Sue Bird and Diana Taurasi go to Russia for extra cash
SB Nation reports in the 2019 season, the WNBA’s maximum salary was $117,500, lower than the veteran’s minimum in the big four pro sports leagues in the U.S. But women’s basketball leagues overseas pay as much as 10 times that amount. This lures WNBA players there during the WNBA’s offseason.
Sue Bird and Diana Taurasi both spent several seasons early in their careers playing basketball in Moscow, thanks to the support of Shabtai Kalmanovich. The former KGB spy entered the business world and became a billionaire.
Using his wealth, Kalmanovich sponsored basketball teams and convinced the UConn alumni to play for his squads. He treated the ladies “like royalty” and spoiled them, paying them multiple times their U.S. salaries. Taurasi admits that money “is the only reason you go” to Russia, or any other country, to play basketball.
Bird and Taurasi knew about their boss’s sketchy past
Kalmanovich tried to present the best of himself to the players. But Bird admits they knew “he wore two hats.” He was a Russian spy for 17 years, then earned his wealth by exploiting cheap labor in South Africa. Caught for sending forged checks to America, Kalmanovich eventually ended up in Israel, where authorities arrested him for espionage.
After serving five years in prison, he was released and relocated to Russia.

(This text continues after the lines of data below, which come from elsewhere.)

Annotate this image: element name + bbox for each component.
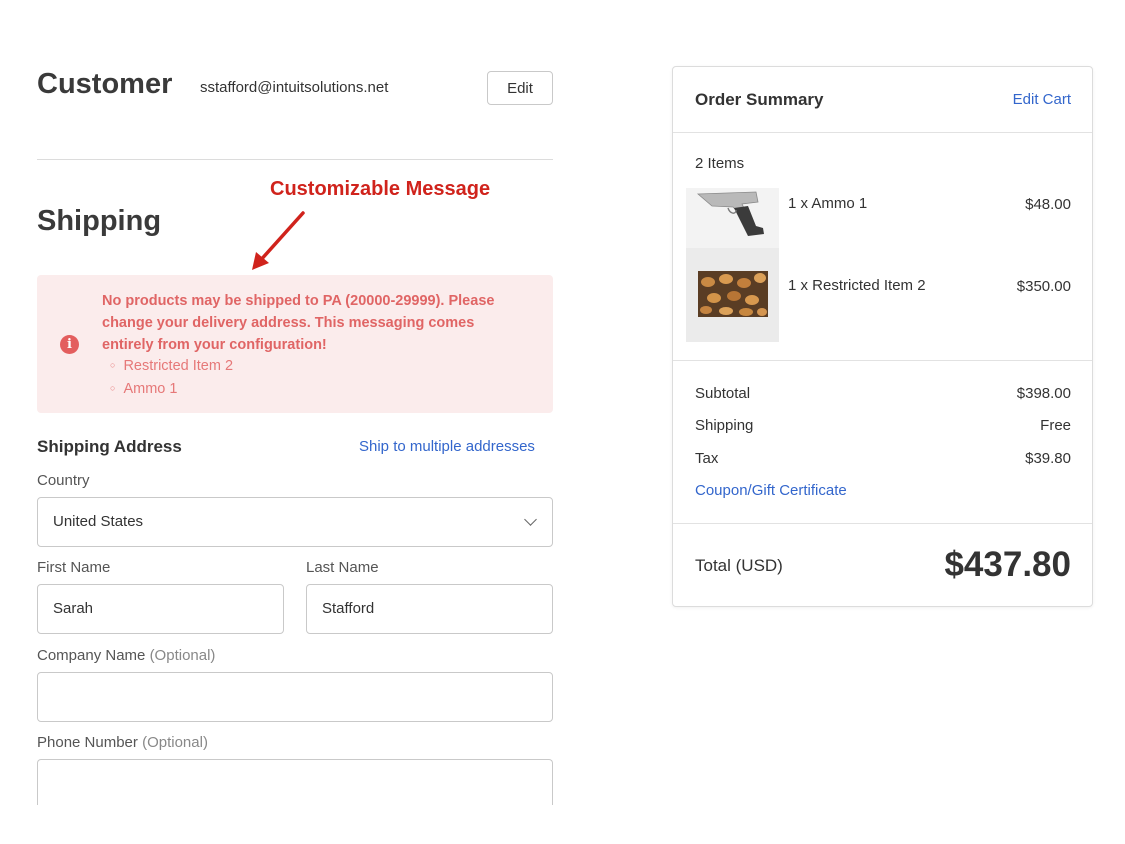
phone-label-text: Phone Number: [37, 734, 138, 751]
phone-label: Phone Number (Optional): [37, 734, 208, 751]
total-label: Total (USD): [695, 556, 783, 575]
item-thumbnails: [686, 188, 779, 342]
alert-message: No products may be shipped to PA (20000-…: [102, 293, 495, 353]
restricted-items-list: Restricted Item 2 Ammo 1: [110, 355, 233, 401]
summary-divider: [673, 132, 1092, 133]
items-count: 2 Items: [695, 155, 745, 172]
restriction-alert: i No products may be shipped to PA (2000…: [37, 275, 553, 413]
tax-value: $39.80: [1025, 450, 1071, 467]
first-name-label: First Name: [37, 559, 111, 576]
info-icon: i: [60, 335, 79, 354]
country-select[interactable]: United States: [37, 497, 553, 547]
order-summary-title: Order Summary: [695, 90, 824, 109]
chevron-down-icon: [524, 513, 537, 526]
last-name-field[interactable]: Stafford: [306, 584, 553, 634]
cart-item-name: 1 x Restricted Item 2: [788, 277, 926, 294]
tax-label: Tax: [695, 450, 719, 467]
annotation-arrow-icon: [252, 211, 305, 270]
cart-item-name: 1 x Ammo 1: [788, 195, 868, 212]
total-value: $437.80: [944, 545, 1071, 584]
ship-to-multiple-link[interactable]: Ship to multiple addresses: [359, 438, 535, 455]
company-field[interactable]: [37, 672, 553, 722]
company-label-text: Company Name: [37, 647, 146, 664]
edit-customer-button[interactable]: Edit: [487, 71, 553, 105]
cart-item-price: $48.00: [1025, 196, 1071, 213]
last-name-label: Last Name: [306, 559, 379, 576]
optional-hint: (Optional): [142, 734, 208, 751]
cart-item-price: $350.00: [1016, 278, 1071, 295]
edit-cart-link[interactable]: Edit Cart: [1013, 91, 1071, 108]
list-item: Ammo 1: [110, 378, 233, 401]
optional-hint: (Optional): [149, 647, 216, 664]
company-label: Company Name (Optional): [37, 647, 215, 664]
subtotal-label: Subtotal: [695, 385, 751, 402]
pistol-image: [686, 188, 779, 248]
country-value: United States: [53, 513, 144, 530]
order-summary-panel: Order Summary Edit Cart 2 Items 1 x Ammo…: [672, 66, 1093, 607]
phone-field[interactable]: [37, 759, 553, 805]
shipping-address-title: Shipping Address: [37, 437, 182, 456]
section-divider: [37, 159, 553, 160]
customer-title: Customer: [37, 68, 173, 100]
summary-divider: [673, 523, 1092, 524]
country-label: Country: [37, 472, 90, 489]
annotation-label: Customizable Message: [270, 178, 491, 200]
shipping-title: Shipping: [37, 205, 162, 237]
summary-divider: [673, 360, 1092, 361]
customer-email: sstafford@intuitsolutions.net: [200, 79, 389, 96]
first-name-field[interactable]: Sarah: [37, 584, 284, 634]
list-item: Restricted Item 2: [110, 355, 233, 378]
shipping-cost-label: Shipping: [695, 417, 754, 434]
coupon-gift-certificate-link[interactable]: Coupon/Gift Certificate: [695, 482, 847, 499]
ammunition-image: [686, 268, 779, 328]
shipping-cost-value: Free: [1040, 417, 1071, 434]
subtotal-value: $398.00: [1016, 385, 1071, 402]
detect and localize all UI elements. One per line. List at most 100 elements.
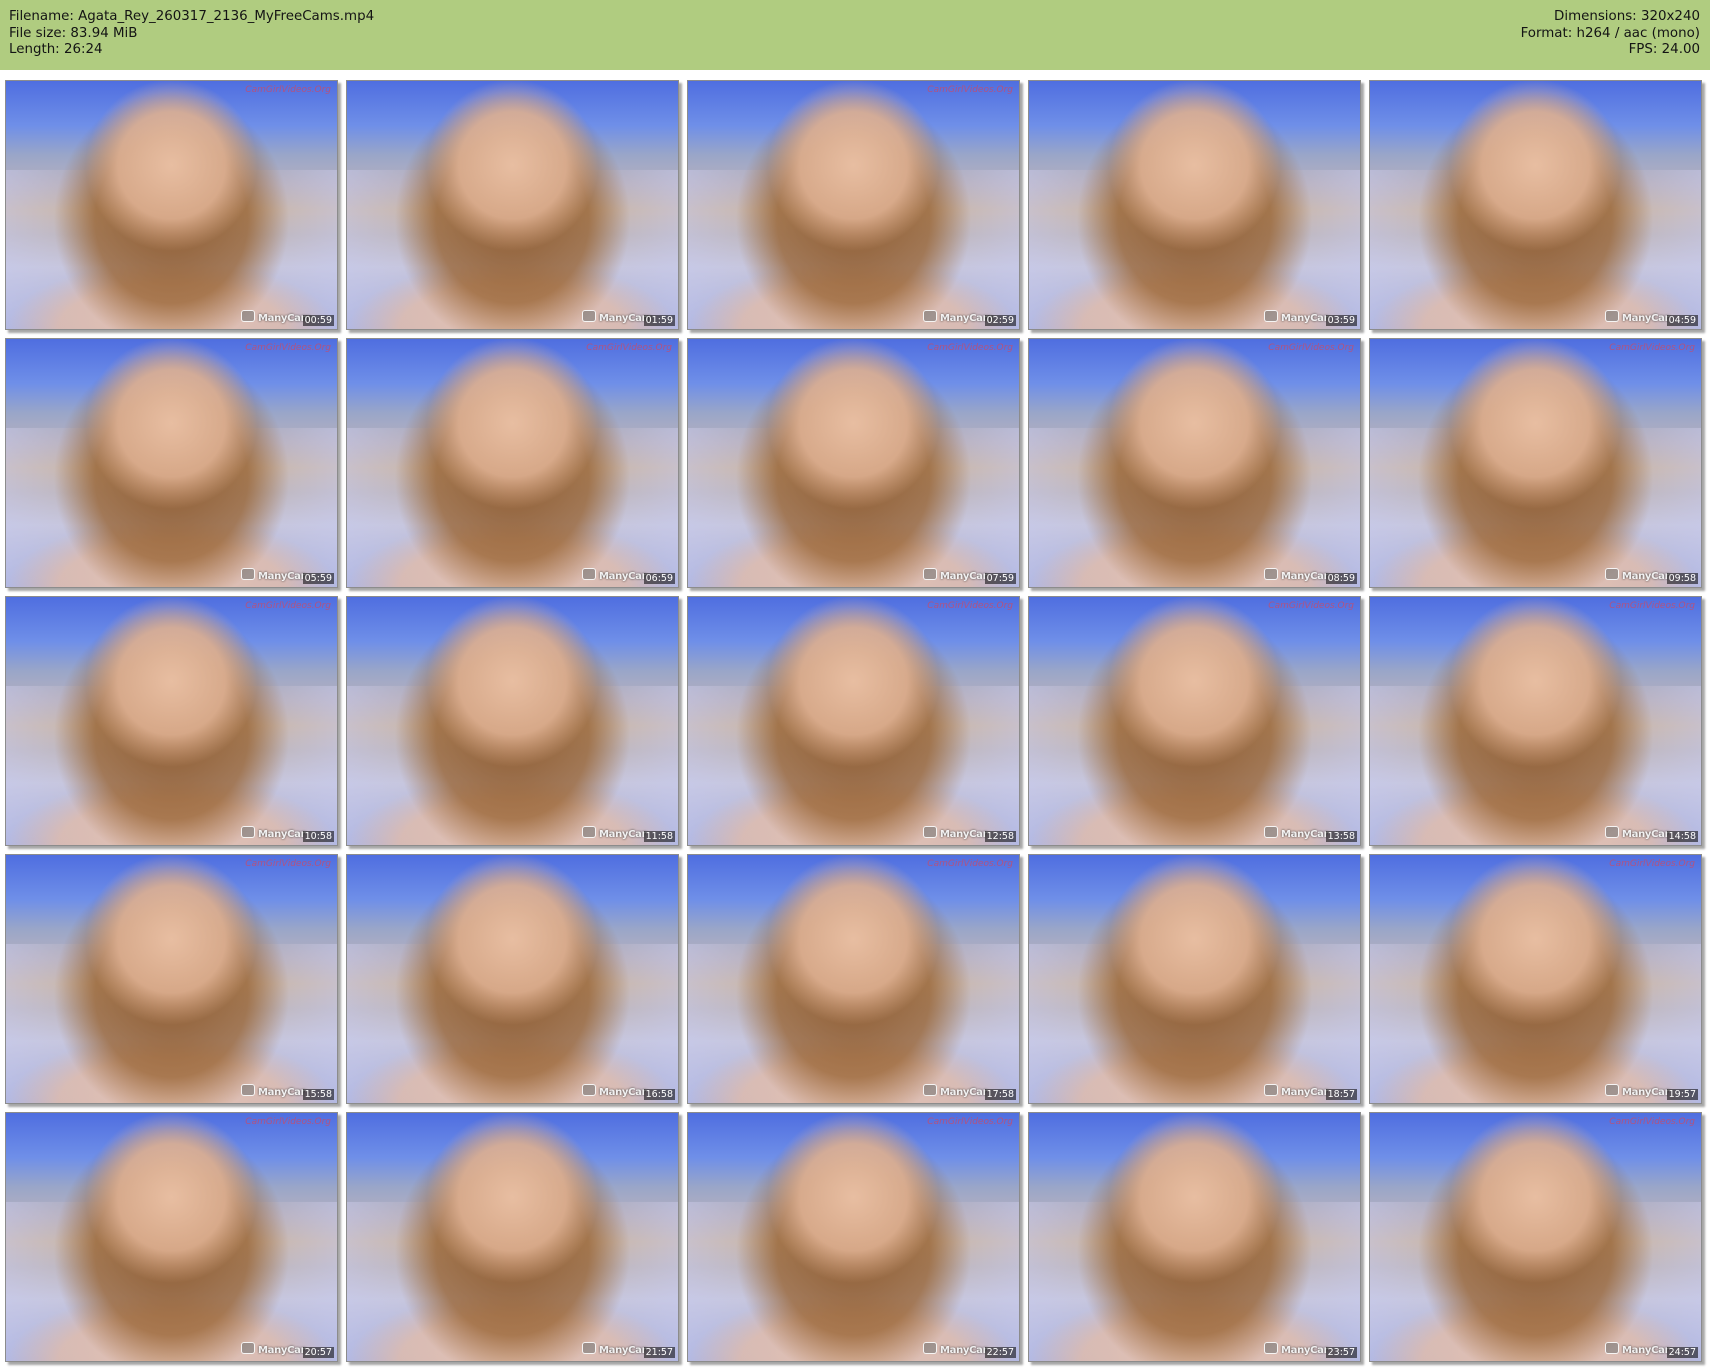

There, Kalmanovich grew his business ventures and took over management of the Spartak Moscow team.
Details about Shabtai Kalmanovich’s murder
Kalmanovich was murdered in November 2009, at the age of 61, in a shooting that ESPN described as “gangland style.” The Mercedes he rode in stopped at an intersection in Moscow, when it was “was riddled with submachine guns and shotguns.”
Nobody was ever charged with Kalmanovich’s murder. But authorities reached the conclusion that it was a professional hit, likely over a business disagreement. Bird was rehabbing an injury in America at the time of his death. But Taurasi was in Russia and attended his funeral.
When Kalmanovich’s wife met with Taurasi, she told her that she could not guarantee the players the same high salaries that he gave them. She Taurasi and Bird the option to play elsewhere if they wanted. Taurasi stayed and played for free. Bird also returned and the duo won a final championship with the team.
Bird says that Kalmanovich viewed his players “as performers and entertainers and wanted to share [their] talents with the world.” He allowed them to have a career and make money doing it. Taurasi says “he made everything bigger than life” at a time when women’s basketball needed that.
They both praised Kalmanovich for what he did for them as people and basketball stars. They also acknowledge the other side of his life. Taurasi puts it succinctly, “We saw one side of Shabtai. We knew there was another side.”